Truelove's gutter (2009)

 

Avec ses fantasmes de Scott Walker, des ritournelles de cowboy solitaire et une dégaine à la Elvis Presley, Richard Hawley est carrément anachronique dans l'Angleterre grise de la "middle-class" - autrefois chantée par Pulp, dont il a été le guitariste de tournée. Cinquième volume d'une discographie solo plus que cohérente et classieuse, "Truelove's gutter" le voit enfin accéder au coeur de son art.

Peu d'artistes parviennent à donner autant d'intensité au silence, à le rendre aussi présent (Mark Hollis, dans un genre très différent). Hawley y parvient d'entrée de jeu sur "As the dawn breaks". Avec juste sa belle voix de baryton, quelques accords de guitare plus quelques sons lointains et atmosphériques, c'est une chanson qui vise les cimes de "Love me tender" de Presley chantée au plus près du micro, et la mélancolie de "Moonriver" de Henri Mancini. Pas moins. On relève la suprême élégance qu'a Richard Hawley de placer en premier titre une chanson de fin rêvée, auprès de laquelle le reste risque de faire pâle figure : ce n'est pas le cas, et la suite de "Truelove's gutter" réussit à tenir la note. "Open up your door" commence dans la même veine, mais avec une mélodie plus charnelle, qui culmine dans un finale aussi jouissif que poignant dans lequel Richard fait péter l'orchestre. Très accessoirement, des charognards de pubeux en ont fait le fond sonore pour un spot Häagen Dazs... A l'autre bout du disque, il nous refait le coup avec "Soldier on", qui chasse sur des terres proches du Matt Ward de "Hold time" - en mieux : c'est un titre d'abord totalement en apesanteur, avec des violons qui tiennent l'accord (on pense à "Boychild" de Scott Walker). Puis, comme un orage qui aurait enflé sans qu'on le remarque, une brusque explosion de deux minutes avec forces cordes et rythmique appuyée.
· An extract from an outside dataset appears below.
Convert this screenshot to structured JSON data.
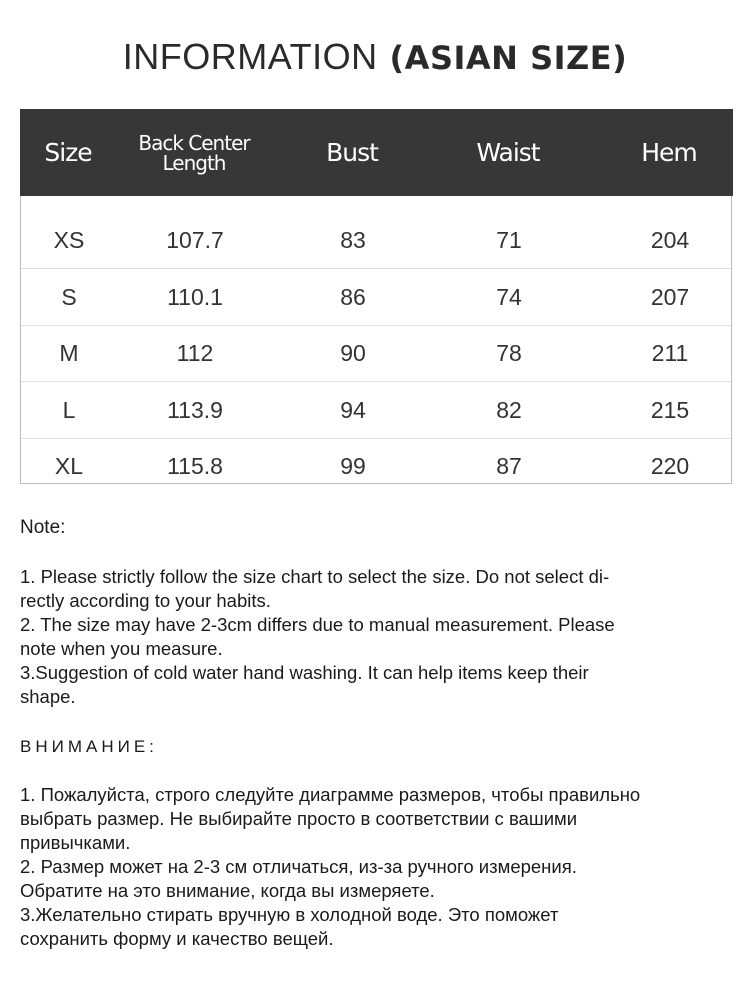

Tapi dans la pénombre ou au sommet d'une montagne orchestrale, Hawley n'a jamais l'air de forcer et garde son impeccable allure de crooner. L'écriture de "Ashes on the fire" se rapproche des canons country-pop grand public, mais avec une orchestration très sobre. Glenn Campbell ou George Jones auraient pu la chanter. "Remorse code" arrive à tenir presque dix minutes sur deux accords : une basse ronde et une guitare électrique pleine de reverb réchauffent un fond très sombre  - "Those white lines / Made your eyes wide"... Ce n'est pas pour autant un morceau de bravoure, et on préfère les titres plus concis. "Don't get hung up in your soul" est le titre sur lequel Richard Hawley semble le plus hypnotisé par sa propre voix ; une guitare effleurée et une scie musicale réussissent encore une fois à créer la magie. Et dire qu'en France on a Eddy Mitchell qui flemmardise ad nauseam sur Harry Nilsson et John Wayne...

"Don't you cry" commence abstraitement, avant que la mélodie ne se détache tout doucement. C'est une longue caresse finale, un hymne discret que Richard Hawley adresse a une armée qui s'ignore, celle de tous les romantiques et les amoureux de ce monde.